現代に帰還した"元"邪悪な魔女は平穏に暮らしたいけど、駄目そうなので周到に準備して立ち回りながら無双します

忘八

文字の大きさ
53 / 100

外では邪悪な権力者。家では良き夫

しおりを挟む
 前書きと言う名の通知

更新後は1週間ほど更新を休みます。





 その日の夕方過ぎ。
 また人が死んだ。
 また殺された。
 静かな銃声がする度に胸や頭。
 時には喉を穿たれ、彼等は血飛沫を上げながら死んで逝く。
 彼等を殺しているのは勿論、正樹であった。
 正樹は涼子への宣言通り、警察が昨晩の虐殺の犯人を血走った目で躍起に捜し回っている中でキマイラ派の残党狩りを決行したのだ。
 まさに、有言実行と言えるだろう。
 そして、最後の1人を大型のサプレッサーが取り付けられたスタームルガーMk4で喉と眉間を撃ち抜いて殺害すれば、今宵の狩りは完了。
 他に残敵が無いか?
 それを確認する為にセーフハウス内を見て廻り、他に敵が居ない事を確認していく。
 残敵とも言える殺し損なった者が居ない事の確認が済めば、死体を引き摺って一箇所に纏めた。
 部屋の中央に4つの死体を引き摺って纏めると、正樹はビジネスマンから提供された仕事用のスマートフォンを手に電話する。
 相手……ビジネスマンの手下は直ぐに出た。

 「終わりました」

 4つの死体を見下しながら告げると、相手から電話が切られた。
 それから3分もしない内にセーフハウスの扉が開くと、眼鏡を掛けた歳を召した老婦人が部下である妙齢の女性達を伴って現れた。
 そう、彼女が電話した先であるビジネスマンの手下である。
 そんな彼女は正樹の前に立つと、尋ねた。

 「数は4つかい?」

 死体の数の確認に正樹は肯定すると、同時に申し訳無さそうに尋ねる。

 「えぇ、4つです。

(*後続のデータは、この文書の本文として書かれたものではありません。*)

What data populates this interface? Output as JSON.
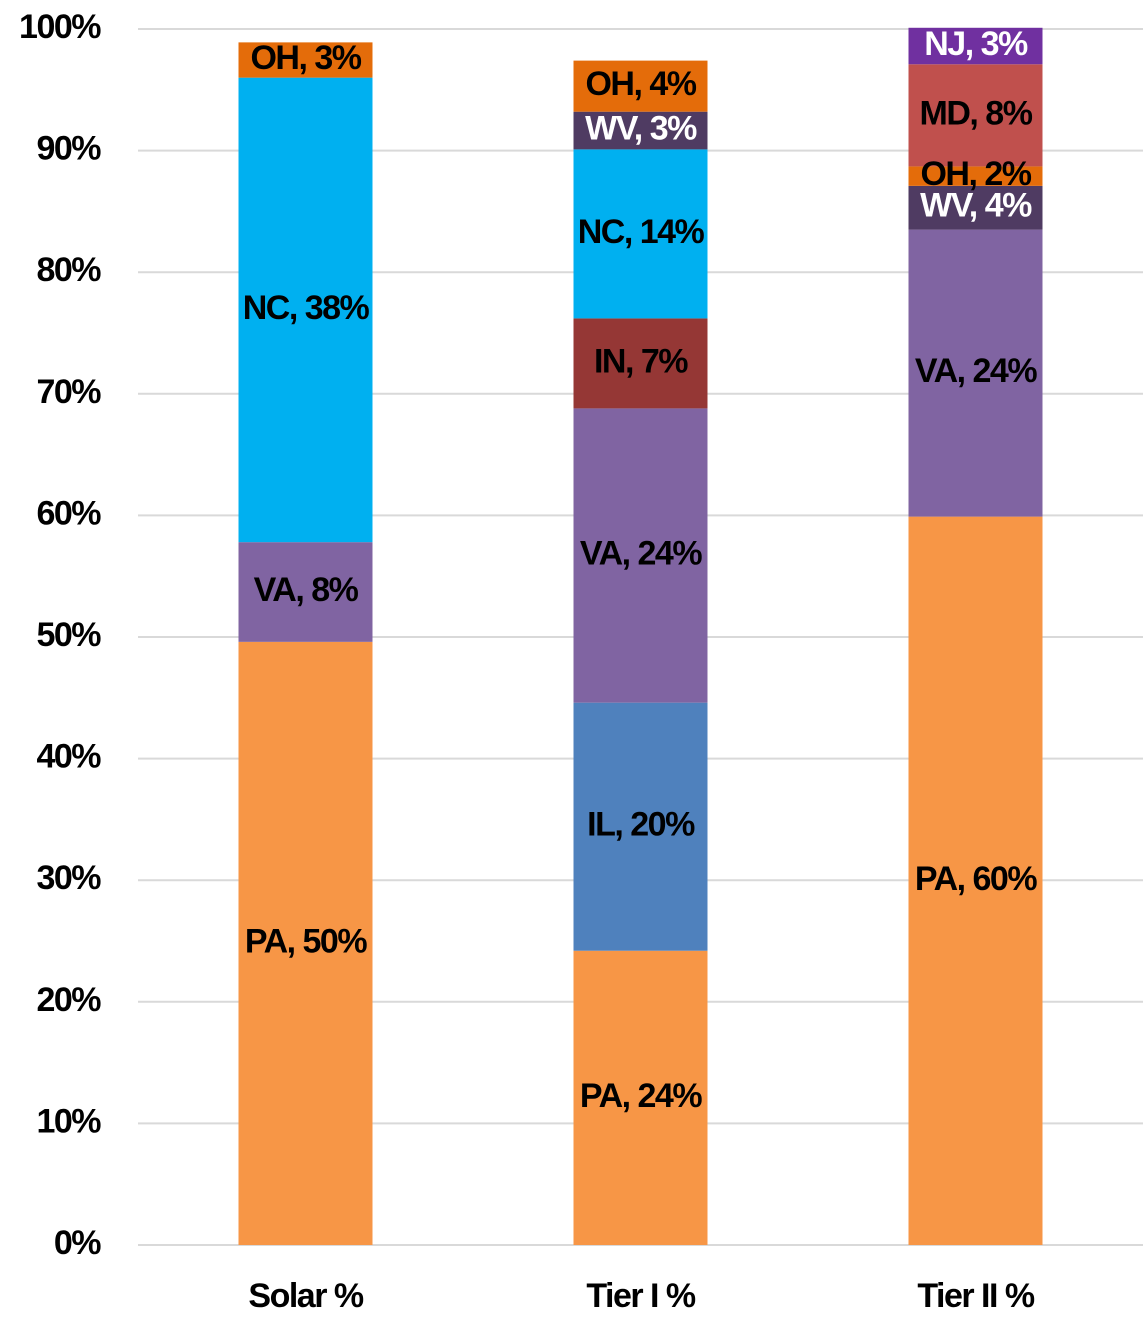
{
  "chart_data": {
    "type": "stacked_bar",
    "categories": [
      "Solar %",
      "Tier I %",
      "Tier II %"
    ],
    "series": [
      {
        "name": "PA",
        "color": "#f79646",
        "values": [
          49.6,
          24.2,
          59.9
        ],
        "value_labels": [
          "PA, 50%",
          "PA, 24%",
          "PA, 60%"
        ]
      },
      {
        "name": "IL",
        "color": "#4f81bd",
        "values": [
          null,
          20.4,
          null
        ],
        "value_labels": [
          null,
          "IL, 20%",
          null
        ]
      },
      {
        "name": "VA",
        "color": "#8064a2",
        "values": [
          8.2,
          24.2,
          23.6
        ],
        "value_labels": [
          "VA, 8%",
          "VA, 24%",
          "VA, 24%"
        ]
      },
      {
        "name": "IN",
        "color": "#953735",
        "values": [
          null,
          7.4,
          null
        ],
        "value_labels": [
          null,
          "IN, 7%",
          null
        ]
      },
      {
        "name": "NC",
        "color": "#00b0f0",
        "values": [
          38.2,
          13.9,
          null
        ],
        "value_labels": [
          "NC, 38%",
          "NC, 14%",
          null
        ]
      },
      {
        "name": "WV",
        "color": "#4f3b62",
        "values": [
          null,
          3.1,
          3.6
        ],
        "value_labels": [
          null,
          "WV, 3%",
          "WV, 4%"
        ]
      },
      {
        "name": "OH",
        "color": "#e46c0a",
        "values": [
          2.9,
          4.2,
          1.6
        ],
        "value_labels": [
          "OH, 3%",
          "OH, 4%",
          "OH, 2%"
        ]
      },
      {
        "name": "MD",
        "color": "#c0504d",
        "values": [
          null,
          null,
          8.4
        ],
        "value_labels": [
          null,
          null,
          "MD, 8%"
        ]
      },
      {
        "name": "NJ",
        "color": "#7030a0",
        "values": [
          null,
          null,
          3.0
        ],
        "value_labels": [
          null,
          null,
          "NJ, 3%"
        ]
      }
    ],
    "ylim": [
      0,
      100
    ],
    "yticks": [
      {
        "value": 0,
        "label": "0%"
      },
      {
        "value": 10,
        "label": "10%"
      },
      {
        "value": 20,
        "label": "20%"
      },
      {
        "value": 30,
        "label": "30%"
      },
      {
        "value": 40,
        "label": "40%"
      },
      {
        "value": 50,
        "label": "50%"
      },
      {
        "value": 60,
        "label": "60%"
      },
      {
        "value": 70,
        "label": "70%"
      },
      {
        "value": 80,
        "label": "80%"
      },
      {
        "value": 90,
        "label": "90%"
      },
      {
        "value": 100,
        "label": "100%"
      }
    ],
    "grid": true
  }
}
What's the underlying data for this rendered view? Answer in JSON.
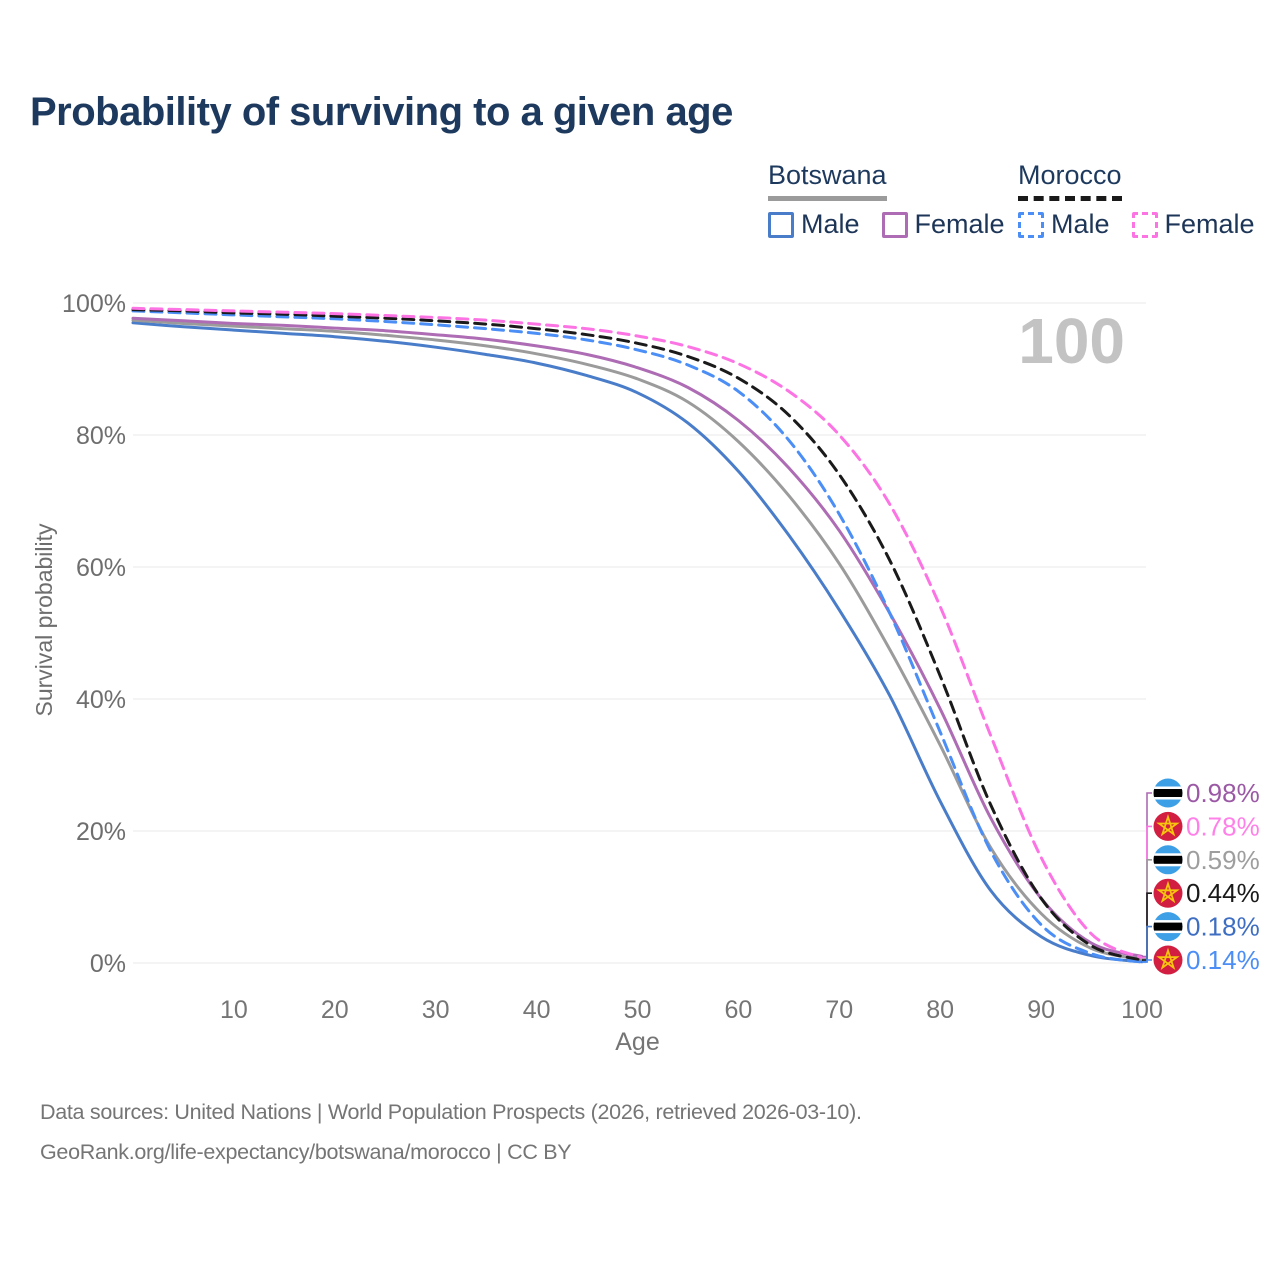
{
  "page": {
    "title": "Probability of surviving to a given age",
    "watermark": "100",
    "source_line1": "Data sources: United Nations | World Population Prospects (2026, retrieved 2026-03-10).",
    "source_line2": "GeoRank.org/life-expectancy/botswana/morocco | CC BY"
  },
  "legend": {
    "groups": [
      {
        "title": "Botswana",
        "underline_color": "#9b9b9b",
        "underline_style": "solid",
        "items": [
          {
            "label": "Male",
            "color": "#4a7dc9",
            "style": "solid"
          },
          {
            "label": "Female",
            "color": "#ad6cb4",
            "style": "solid"
          }
        ]
      },
      {
        "title": "Morocco",
        "underline_color": "#1a1a1a",
        "underline_style": "dashed",
        "items": [
          {
            "label": "Male",
            "color": "#4b8ef5",
            "style": "dashed"
          },
          {
            "label": "Female",
            "color": "#fc74e4",
            "style": "dashed"
          }
        ]
      }
    ]
  },
  "chart_data": {
    "type": "line",
    "title": "Probability of surviving to a given age",
    "xlabel": "Age",
    "ylabel": "Survival probability",
    "xlim": [
      0,
      100
    ],
    "ylim": [
      0,
      100
    ],
    "grid": "horizontal-only",
    "legend_position": "top-right",
    "xticks": [
      10,
      20,
      30,
      40,
      50,
      60,
      70,
      80,
      90,
      100
    ],
    "yticks": [
      0,
      20,
      40,
      60,
      80,
      100
    ],
    "ytick_suffix": "%",
    "x_ages": [
      0,
      5,
      10,
      15,
      20,
      25,
      30,
      35,
      40,
      45,
      50,
      55,
      60,
      65,
      70,
      75,
      80,
      85,
      90,
      95,
      100
    ],
    "series": [
      {
        "id": "bw_male",
        "name": "Botswana Male",
        "country": "Botswana",
        "color": "#4a7dc9",
        "dash": false,
        "values": [
          97.0,
          96.4,
          95.9,
          95.4,
          94.9,
          94.2,
          93.3,
          92.2,
          90.9,
          89.0,
          86.4,
          81.8,
          74.5,
          64.8,
          53.5,
          40.5,
          24.5,
          11.0,
          4.0,
          1.1,
          0.18
        ]
      },
      {
        "id": "bw_all",
        "name": "Botswana Total",
        "country": "Botswana",
        "color": "#9b9b9b",
        "dash": false,
        "values": [
          97.4,
          96.9,
          96.5,
          96.1,
          95.7,
          95.1,
          94.4,
          93.5,
          92.3,
          90.7,
          88.5,
          85.0,
          79.0,
          70.8,
          60.5,
          47.5,
          33.0,
          17.5,
          7.5,
          2.2,
          0.59
        ]
      },
      {
        "id": "bw_female",
        "name": "Botswana Female",
        "country": "Botswana",
        "color": "#ad6cb4",
        "dash": false,
        "values": [
          97.7,
          97.3,
          96.9,
          96.6,
          96.2,
          95.8,
          95.2,
          94.5,
          93.5,
          92.2,
          90.2,
          87.2,
          82.2,
          75.0,
          65.5,
          53.0,
          38.5,
          22.0,
          9.8,
          3.0,
          0.98
        ]
      },
      {
        "id": "ma_male",
        "name": "Morocco Male",
        "country": "Morocco",
        "color": "#4b8ef5",
        "dash": true,
        "values": [
          98.8,
          98.5,
          98.2,
          97.9,
          97.6,
          97.2,
          96.7,
          96.1,
          95.4,
          94.4,
          92.9,
          90.6,
          86.6,
          79.2,
          68.0,
          53.0,
          35.0,
          17.0,
          5.8,
          1.4,
          0.14
        ]
      },
      {
        "id": "ma_all",
        "name": "Morocco Total",
        "country": "Morocco",
        "color": "#1a1a1a",
        "dash": true,
        "values": [
          99.0,
          98.8,
          98.5,
          98.3,
          98.0,
          97.7,
          97.3,
          96.8,
          96.1,
          95.2,
          93.9,
          91.9,
          88.6,
          83.0,
          74.0,
          61.0,
          43.5,
          24.0,
          9.8,
          2.6,
          0.44
        ]
      },
      {
        "id": "ma_female",
        "name": "Morocco Female",
        "country": "Morocco",
        "color": "#fc74e4",
        "dash": true,
        "values": [
          99.2,
          99.0,
          98.8,
          98.6,
          98.4,
          98.1,
          97.8,
          97.4,
          96.8,
          96.1,
          95.0,
          93.4,
          90.8,
          86.6,
          80.0,
          69.5,
          54.0,
          34.5,
          16.0,
          4.4,
          0.78
        ]
      }
    ],
    "end_labels": [
      {
        "flag": "botswana",
        "series": "bw_female",
        "text": "0.98%",
        "color": "#9b59a5"
      },
      {
        "flag": "morocco",
        "series": "ma_female",
        "text": "0.78%",
        "color": "#ff80e8"
      },
      {
        "flag": "botswana",
        "series": "bw_all",
        "text": "0.59%",
        "color": "#9e9e9e"
      },
      {
        "flag": "morocco",
        "series": "ma_all",
        "text": "0.44%",
        "color": "#1a1a1a"
      },
      {
        "flag": "botswana",
        "series": "bw_male",
        "text": "0.18%",
        "color": "#3e6ec2"
      },
      {
        "flag": "morocco",
        "series": "ma_male",
        "text": "0.14%",
        "color": "#4b8ef5"
      }
    ],
    "flag_colors": {
      "botswana": {
        "field": "#3d9fe5",
        "band": "#000000",
        "edge": "#ffffff"
      },
      "morocco": {
        "field": "#d21e40",
        "star": "#f6c50e"
      }
    },
    "axis_text_color": "#757575",
    "grid_color": "#e9e9e9",
    "watermark_color": "#c3c3c3"
  }
}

死体動かしたの不味かったですかね?」

 4つの死体は何れも喉を撃ち抜かれていた。
 それ故、頸動脈から夥しい血がドバドバ流れ、その血の跡が床に残っていた。
 その為、余計な事をしたんじゃないか?
 正樹は少しだけ申し訳無さそうにしていた。
 そんな正樹に老婦人は気にする事無く返す。

 「掃除の手間は変わらないから良いさ。寧ろ、死体を片付けやすくなったから好都合さね」

 寧ろ、都合が良い。
 そう告げられると、正樹は老婦人に感謝する。

 「ありがとう御座います」

 「じゃ、早速だけど外の車で着替えな。硝煙と死臭をさせたまま外に出歩くのは流石に不味いからね。あ、銃は此方で始末するから渡しな」

 老婦人に言われると、正樹はスタームルガーMk4から弾倉を抜いてスライドを引いた。
 そうして、完全に抜弾した正樹は手袋越しながらも慣れた手付きでアッパーとロアーを別れさせてから老婦人に差し出した。
 2つに分けられたスタームルガーMk4と弾が3発残る弾倉を受け取った老婦人は、去り行く正樹の背に向けて告げる。

 「アンタ、気に入ったよ」

 老婦人の言葉に正樹は無言のまま手を挙げて返すと、老婦人は部下である女性達に告げる。

 「さぁ、お嬢さん達。仕事だよ」

 そう告げられると、同時。
 彼女達は動き出す。
 4つの死体を1つずつ頑丈な透明のビニールシートで厳重に包装し、ミイラの様にラッピングして外気に触れない様にする者達。
 乾きつつある幾つもの血痕を特製のアルカリ洗剤等を用いて入念に清掃する者達。
 そうして、役割分担が成されて清掃されると共に犯行現場は最初から何も無かったかの様な状態となっていく。
 彼女達の手で清掃業者も真っ青なワザマエで清掃されれば、犯行現場はモデルルームの様な清潔感に満ち溢れた。
 そして……

 「終わりました」

 部下達の長が老婦人に報告すると、老婦人は隠れ家内をチェックし始めた。
 入念に隅から隅までチェックし、問題点が一切無い事を確認した老婦人は部下である彼女達に告げる。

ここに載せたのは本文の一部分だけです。